Tissue engineering has enabled the development of advanced and physiologically relevant models of cardiovascular diseases, with advantages over conventional 2D in vitro assays. We have previously demonstrated development of a heart on-a-chip microfluidic model with mature 3D anisotropic tissue formation that incorporates both stem cell-derived cardiomyocytes and cardiac fibroblasts within a collagen-based hydrogel. Using this platform, we herein present a model of myocardial ischemia on-a-chip, that recapitulates ischemic insult through exposure of mature 3D cardiac tissues to hypoxic environments.
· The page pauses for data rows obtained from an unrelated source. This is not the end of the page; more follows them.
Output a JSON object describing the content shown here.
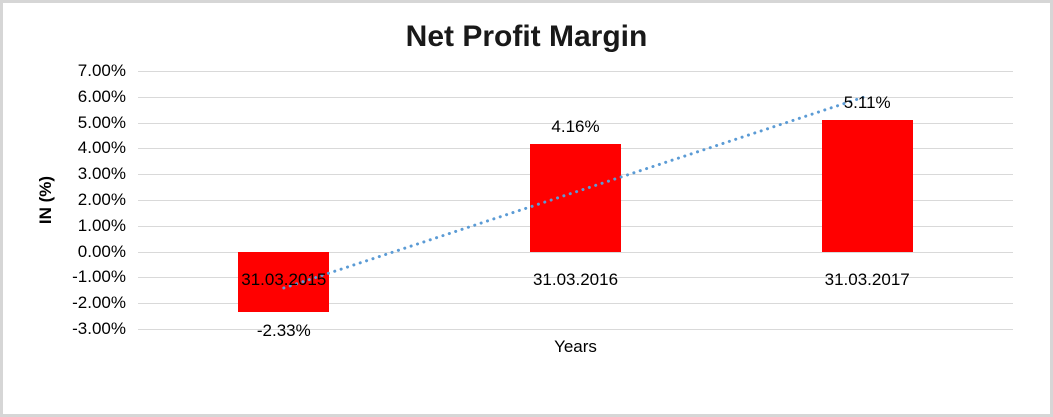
{
  "frame": {
    "background": "#FFFFFF",
    "border_color": "#D6D6D6"
  },
  "chart_data": {
    "type": "bar",
    "title": "Net Profit Margin",
    "xlabel": "Years",
    "ylabel": "IN (%)",
    "categories": [
      "31.03.2015",
      "31.03.2016",
      "31.03.2017"
    ],
    "series": [
      {
        "name": "Net Profit Margin",
        "color": "#FF0000",
        "values": [
          -2.33,
          4.16,
          5.11
        ],
        "data_labels": [
          "-2.33%",
          "4.16%",
          "5.11%"
        ]
      }
    ],
    "y_axis": {
      "min": -3,
      "max": 7,
      "step": 1,
      "tick_labels": [
        "7.00%",
        "6.00%",
        "5.00%",
        "4.00%",
        "3.00%",
        "2.00%",
        "1.00%",
        "0.00%",
        "-1.00%",
        "-2.00%",
        "-3.00%"
      ]
    },
    "gridlines": {
      "visible": true,
      "color": "#D9D9D9"
    },
    "legend": "none",
    "text_color": "#000000",
    "trendline": {
      "type": "linear",
      "style": "dotted",
      "color": "#5B9BD5",
      "fitted_values": [
        -1.41,
        2.31,
        6.03
      ]
    }
  }
}
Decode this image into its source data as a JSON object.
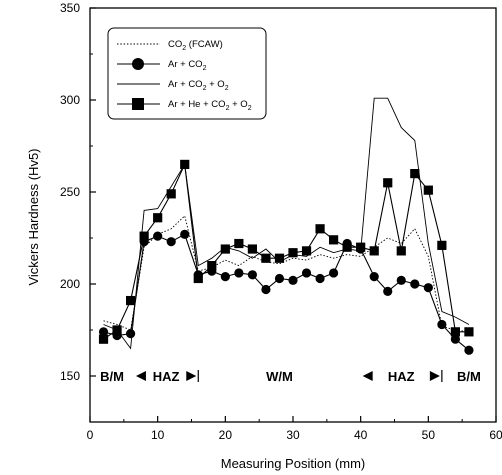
{
  "chart_data": {
    "type": "line",
    "xlabel": "Measuring Position (mm)",
    "ylabel": "Vickers Hardness (Hv5)",
    "xlim": [
      0,
      60
    ],
    "ylim": [
      125,
      350
    ],
    "xticks": [
      "0",
      "10",
      "20",
      "30",
      "40",
      "50",
      "60"
    ],
    "yticks": [
      "150",
      "200",
      "250",
      "300",
      "350"
    ],
    "xtick_values": [
      0,
      10,
      20,
      30,
      40,
      50,
      60
    ],
    "ytick_values": [
      150,
      200,
      250,
      300,
      350
    ],
    "grid": false,
    "legend_position": "top-left",
    "series": [
      {
        "name": "CO2 (FCAW)",
        "marker": "none",
        "line": "dotted",
        "x": [
          2,
          4,
          6,
          8,
          10,
          12,
          14,
          16,
          18,
          20,
          22,
          24,
          26,
          28,
          30,
          32,
          34,
          36,
          38,
          40,
          42,
          44,
          46,
          48,
          50,
          52,
          54,
          56
        ],
        "y": [
          180,
          178,
          175,
          220,
          227,
          230,
          237,
          207,
          209,
          213,
          210,
          215,
          212,
          211,
          214,
          213,
          216,
          214,
          216,
          215,
          220,
          225,
          222,
          230,
          215,
          177,
          175,
          174
        ]
      },
      {
        "name": "Ar + CO2",
        "marker": "circle",
        "line": "solid",
        "x": [
          2,
          4,
          6,
          8,
          10,
          12,
          14,
          16,
          18,
          20,
          22,
          24,
          26,
          28,
          30,
          32,
          34,
          36,
          38,
          40,
          42,
          44,
          46,
          48,
          50,
          52,
          54,
          56
        ],
        "y": [
          174,
          172,
          173,
          223,
          226,
          223,
          227,
          205,
          207,
          204,
          206,
          205,
          197,
          203,
          202,
          206,
          203,
          206,
          222,
          219,
          204,
          196,
          202,
          200,
          198,
          178,
          170,
          164
        ]
      },
      {
        "name": "Ar + CO2 + O2",
        "marker": "none",
        "line": "solid",
        "x": [
          2,
          4,
          6,
          8,
          10,
          12,
          14,
          16,
          18,
          20,
          22,
          24,
          26,
          28,
          30,
          32,
          34,
          36,
          38,
          40,
          42,
          44,
          46,
          48,
          50,
          52,
          54,
          56
        ],
        "y": [
          178,
          175,
          165,
          240,
          241,
          253,
          265,
          210,
          214,
          220,
          218,
          214,
          219,
          212,
          216,
          215,
          220,
          217,
          219,
          218,
          301,
          301,
          285,
          278,
          222,
          185,
          182,
          178
        ]
      },
      {
        "name": "Ar + He + CO2 + O2",
        "marker": "square",
        "line": "solid",
        "x": [
          2,
          4,
          6,
          8,
          10,
          12,
          14,
          16,
          18,
          20,
          22,
          24,
          26,
          28,
          30,
          32,
          34,
          36,
          38,
          40,
          42,
          44,
          46,
          48,
          50,
          52,
          54,
          56
        ],
        "y": [
          170,
          175,
          191,
          226,
          236,
          249,
          265,
          203,
          210,
          219,
          222,
          219,
          214,
          214,
          217,
          218,
          230,
          224,
          220,
          220,
          218,
          255,
          218,
          260,
          251,
          221,
          174,
          174
        ]
      }
    ],
    "legend": [
      {
        "base": "CO",
        "sub": "2",
        "tail": " (FCAW)"
      },
      {
        "base": "Ar + CO",
        "sub": "2",
        "tail": ""
      },
      {
        "base": "Ar + CO",
        "sub": "2",
        "tail": " + O",
        "sub2": "2"
      },
      {
        "base": "Ar + He + CO",
        "sub": "2",
        "tail": " + O",
        "sub2": "2"
      }
    ],
    "regions": [
      {
        "label": "B/M",
        "start": 0,
        "end": 6.5
      },
      {
        "label": "HAZ",
        "start": 6.5,
        "end": 16
      },
      {
        "label": "W/M",
        "start": 16,
        "end": 40
      },
      {
        "label": "HAZ",
        "start": 40,
        "end": 52
      },
      {
        "label": "B/M",
        "start": 52,
        "end": 60
      }
    ]
  }
}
We report extensive validation and molecular-level analyses of the model in its ability to recapitulate myocardial ischemia in response to hypoxia, demonstrating the 1) induction of tissue fibrosis through upregulation of contractile fibers, 2) dysregulation in tissue contraction through functional assessment, 3) upregulation of hypoxia-response genes and downregulation of contractile-specific genes through targeted qPCR, and 4) transcriptomic pathway regulation of hypoxic tissues. Further, we investigated the complex response of ischemic myocardial tissues to reperfusion, identifying 5) cell toxicity, 6) sustained contractile irregularities, as well as 7) re-establishment of lactate levels and 8) gene expression, in hypoxic tissues in response to ischemia reperfusion injury.